Brother Walsh shared his observations about Colombia with us:
“In Colombia, starting a union is easy, but keeping one going is difficult – it’s the reverse of the U.S.”
So says Jorge Eliécer Caicedo, leader of a local in the Colombian agricultural union Sintrainagro. Since he’s had the experience of visiting the U.S., where he spent time with Los Angeles-area Teamsters, he has a firsthand sense of the labor movement here.
An example of what he’s talking about in Colombia is the sugar cane refinery La Cabaña, where in 2012 Sintrainagro organized 600 workers, and 115 of them were quickly fired; another 100 were on the verge of losing their jobs when we met with Sintrainagro in May.
This happens because workers lack permanent employment.
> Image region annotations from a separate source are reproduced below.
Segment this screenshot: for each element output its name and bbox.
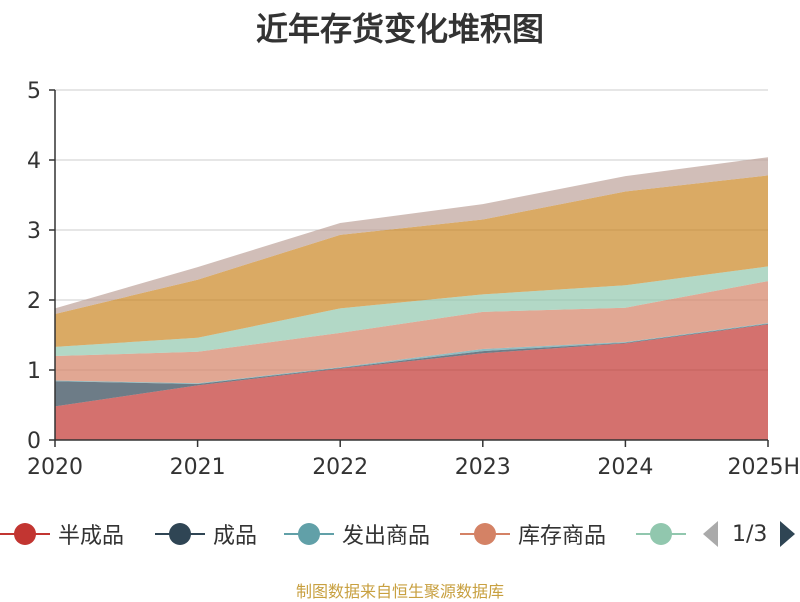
legend: 半成品 成品 发出商品 库存商品 1/3: [0, 512, 800, 556]
x-tick-label: 2025H: [727, 455, 800, 480]
area-series-3: [55, 281, 768, 384]
legend-label: 成品: [213, 524, 258, 549]
legend-pager: 1/3: [700, 512, 799, 556]
y-tick-label: 5: [27, 79, 41, 104]
y-tick-label: 3: [27, 219, 41, 244]
chevron-left-icon[interactable]: [700, 519, 722, 549]
chart-title: 近年存货变化堆积图: [255, 10, 544, 48]
legend-marker-dot: [650, 523, 672, 545]
legend-label: 发出商品: [342, 524, 431, 549]
area-series-7: [55, 157, 768, 314]
legend-marker-icon: [0, 523, 50, 545]
x-tick-label: 2020: [27, 455, 83, 480]
legend-page-indicator: 1/3: [732, 521, 768, 547]
x-tick-label: 2024: [597, 455, 653, 480]
area-series-4: [55, 266, 768, 356]
y-tick-label: 1: [27, 359, 41, 384]
legend-item-2[interactable]: 发出商品: [284, 512, 430, 556]
area-series-0: [55, 324, 768, 440]
data-source-note: 制图数据来自恒生聚源数据库: [295, 582, 504, 601]
x-tick-label: 2022: [312, 455, 368, 480]
legend-item-3[interactable]: 库存商品: [460, 512, 606, 556]
area-series-6: [55, 175, 768, 347]
legend-marker-dot: [298, 523, 320, 545]
legend-marker-icon: [284, 523, 334, 545]
y-tick-label: 0: [27, 429, 41, 454]
legend-item-1[interactable]: 成品: [155, 512, 257, 556]
legend-item-0[interactable]: 半成品: [0, 512, 124, 556]
legend-marker-icon: [636, 523, 686, 545]
legend-label: 半成品: [58, 524, 125, 549]
y-tick-label: 2: [27, 289, 41, 314]
legend-label: 库存商品: [518, 524, 607, 549]
legend-marker-dot: [14, 523, 36, 545]
legend-marker-icon: [155, 523, 205, 545]
legend-marker-icon: [460, 523, 510, 545]
legend-marker-dot: [169, 523, 191, 545]
legend-marker-dot: [474, 523, 496, 545]
chevron-right-icon[interactable]: [777, 519, 799, 549]
x-tick-label: 2021: [170, 455, 226, 480]
x-tick-label: 2023: [455, 455, 511, 480]
legend-item-4[interactable]: [636, 512, 686, 556]
y-tick-label: 4: [27, 149, 41, 174]
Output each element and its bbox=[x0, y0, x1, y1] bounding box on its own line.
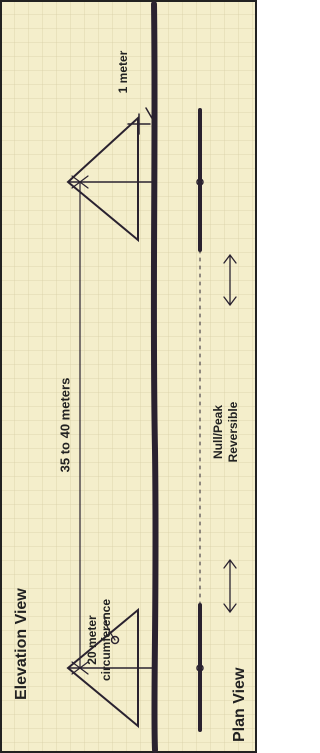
plan-view-label: Plan View bbox=[231, 667, 248, 742]
circumference-label: 20 meter bbox=[85, 615, 99, 665]
elevation-view-label: Elevation View bbox=[13, 588, 30, 700]
pattern-label: Reversible bbox=[226, 401, 240, 462]
grid bbox=[2, 2, 255, 751]
height-label: 1 meter bbox=[116, 50, 130, 93]
circumference-label: circumference bbox=[99, 599, 113, 681]
diagram: Elevation View Plan View 20 meter circum… bbox=[0, 0, 257, 753]
spacing-label: 35 to 40 meters bbox=[57, 378, 72, 473]
pattern-label: Null/Peak bbox=[211, 405, 225, 459]
ground-line bbox=[154, 4, 156, 750]
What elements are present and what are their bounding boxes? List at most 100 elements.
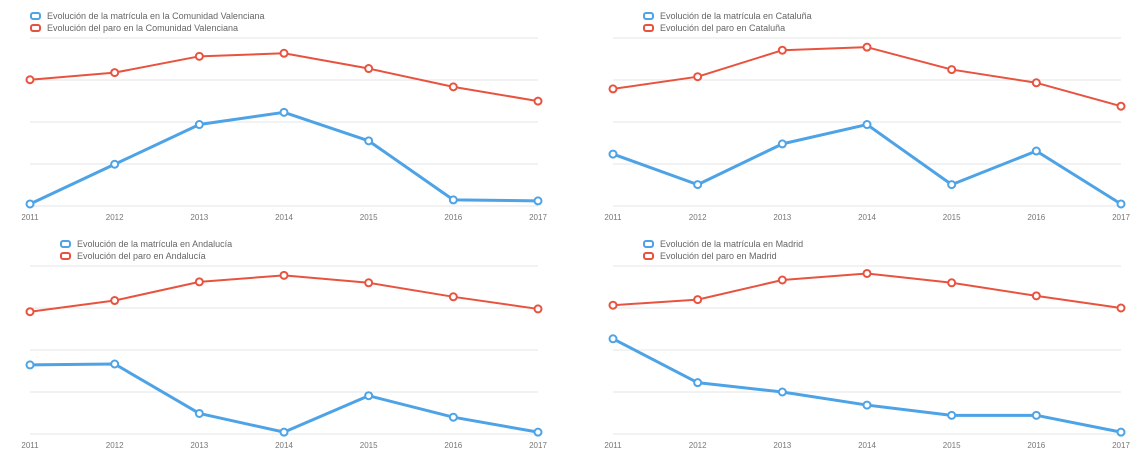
x-tick-label: 2013	[773, 213, 791, 222]
series-line-paro	[612, 272, 1122, 309]
x-tick-label: 2012	[106, 213, 124, 222]
data-point-paro	[279, 48, 289, 58]
data-point-paro	[777, 45, 787, 55]
legend-marker-icon	[60, 240, 71, 248]
x-tick-label: 2017	[1112, 213, 1130, 222]
legend-marker-icon	[643, 12, 654, 20]
legend-item-paro[interactable]: Evolución del paro en Andalucía	[60, 250, 232, 262]
data-point-paro	[862, 268, 872, 278]
data-point-matricula	[110, 359, 120, 369]
data-point-matricula	[194, 408, 204, 418]
legend-marker-icon	[30, 24, 41, 32]
data-point-matricula	[862, 120, 872, 130]
data-point-paro	[533, 96, 543, 106]
data-point-paro	[279, 270, 289, 280]
legend-item-matricula[interactable]: Evolución de la matrícula en Madrid	[643, 238, 803, 250]
data-point-paro	[110, 68, 120, 78]
x-tick-label: 2016	[444, 213, 462, 222]
data-point-paro	[1031, 78, 1041, 88]
x-tick-label: 2017	[529, 441, 547, 450]
legend-label: Evolución del paro en Cataluña	[660, 23, 786, 33]
x-tick-label: 2016	[1027, 213, 1045, 222]
chart-panel-comunidad-valenciana: 2011 2012 2013 2014 2015 2016 2017 Evolución d…	[18, 6, 548, 230]
x-tick-label: 2015	[943, 441, 961, 450]
legend-item-paro[interactable]: Evolución del paro en la Comunidad Valen…	[30, 22, 264, 34]
legend-marker-icon	[60, 252, 71, 260]
data-point-paro	[947, 65, 957, 75]
data-point-matricula	[279, 107, 289, 117]
chart-panel-andalucia: 2011 2012 2013 2014 2015 2016 2017 Evolución d…	[18, 234, 548, 458]
data-point-matricula	[448, 195, 458, 205]
legend-item-matricula[interactable]: Evolución de la matrícula en la Comunida…	[30, 10, 264, 22]
chart-legend: Evolución de la matrícula en Andalucía E…	[60, 238, 232, 262]
data-point-paro	[194, 51, 204, 61]
data-point-matricula	[777, 139, 787, 149]
data-point-matricula	[1116, 427, 1126, 437]
x-tick-label: 2013	[190, 441, 208, 450]
series-line-matricula	[29, 362, 539, 434]
chart-panel-madrid: 2011 2012 2013 2014 2015 2016 2017 Evolución d…	[601, 234, 1131, 458]
data-point-matricula	[364, 136, 374, 146]
series-line-paro	[29, 274, 539, 313]
legend-label: Evolución del paro en la Comunidad Valen…	[47, 23, 238, 33]
data-point-paro	[1031, 291, 1041, 301]
legend-item-matricula[interactable]: Evolución de la matrícula en Andalucía	[60, 238, 232, 250]
x-tick-label: 2015	[360, 441, 378, 450]
data-point-matricula	[693, 180, 703, 190]
x-tick-label: 2014	[858, 213, 876, 222]
data-point-paro	[693, 72, 703, 82]
data-point-matricula	[194, 120, 204, 130]
chart-legend: Evolución de la matrícula en la Comunida…	[30, 10, 264, 34]
legend-label: Evolución de la matrícula en la Comunida…	[47, 11, 265, 21]
chart-legend: Evolución de la matrícula en Madrid Evol…	[643, 238, 803, 262]
data-point-paro	[777, 275, 787, 285]
legend-item-paro[interactable]: Evolución del paro en Cataluña	[643, 22, 812, 34]
data-point-paro	[25, 307, 35, 317]
data-point-matricula	[862, 400, 872, 410]
data-point-matricula	[25, 199, 35, 209]
data-point-matricula	[25, 360, 35, 370]
data-point-paro	[1116, 303, 1126, 313]
legend-marker-icon	[643, 24, 654, 32]
data-point-paro	[947, 278, 957, 288]
data-point-matricula	[364, 391, 374, 401]
data-point-paro	[25, 75, 35, 85]
line-chart: 2011 2012 2013 2014 2015 2016 2017	[604, 37, 1130, 222]
line-chart: 2011 2012 2013 2014 2015 2016 2017	[21, 37, 547, 222]
x-tick-label: 2012	[106, 441, 124, 450]
data-point-paro	[608, 300, 618, 310]
data-point-matricula	[693, 378, 703, 388]
data-point-paro	[448, 82, 458, 92]
series-line-matricula	[29, 110, 539, 206]
data-point-matricula	[110, 159, 120, 169]
data-point-matricula	[533, 196, 543, 206]
data-point-paro	[862, 42, 872, 52]
data-point-matricula	[947, 410, 957, 420]
legend-item-matricula[interactable]: Evolución de la matrícula en Cataluña	[643, 10, 812, 22]
data-point-matricula	[777, 387, 787, 397]
data-point-paro	[1116, 101, 1126, 111]
x-tick-label: 2012	[689, 213, 707, 222]
data-point-matricula	[1031, 410, 1041, 420]
legend-label: Evolución de la matrícula en Madrid	[660, 239, 804, 249]
x-tick-label: 2011	[21, 441, 39, 450]
data-point-paro	[194, 277, 204, 287]
legend-label: Evolución de la matrícula en Cataluña	[660, 11, 812, 21]
x-tick-label: 2016	[444, 441, 462, 450]
legend-label: Evolución de la matrícula en Andalucía	[77, 239, 233, 249]
legend-label: Evolución del paro en Madrid	[660, 251, 777, 261]
legend-label: Evolución del paro en Andalucía	[77, 251, 206, 261]
legend-marker-icon	[643, 252, 654, 260]
x-tick-label: 2011	[21, 213, 39, 222]
series-line-matricula	[612, 337, 1122, 434]
series-line-paro	[29, 52, 539, 103]
x-tick-label: 2015	[360, 213, 378, 222]
x-tick-label: 2013	[773, 441, 791, 450]
line-chart: 2011 2012 2013 2014 2015 2016 2017	[604, 265, 1130, 450]
data-point-matricula	[533, 427, 543, 437]
data-point-paro	[533, 304, 543, 314]
data-point-paro	[693, 295, 703, 305]
legend-item-paro[interactable]: Evolución del paro en Madrid	[643, 250, 803, 262]
data-point-matricula	[608, 334, 618, 344]
chart-legend: Evolución de la matrícula en Cataluña Ev…	[643, 10, 812, 34]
Companies hire for a limited time, and when that time is up, union members don’t get rehired. We heard the same story from workers with another cane- cutters union, Sintracatorce, and from the women of the flower workers union, Untraflores, whose product gets sold mostly in the United States.
The abuse is not limited to work in the fields. Workers on the docks, at Coca-Cola, in the transit system, in health care and for the phone company all told us the same thing. The failure to hire on a permanent basis violates the US-Colombia Labor Action Plan. The plan was supposed to guarantee union rights before the two countries implemented a free trade agreement, but enforcement is feeble. Even when the Colombian Ministry of Labor assesses fines for violations, there is no guarantee the fine will actually be collected, because that is the responsibility of a different agency of the Colombian government.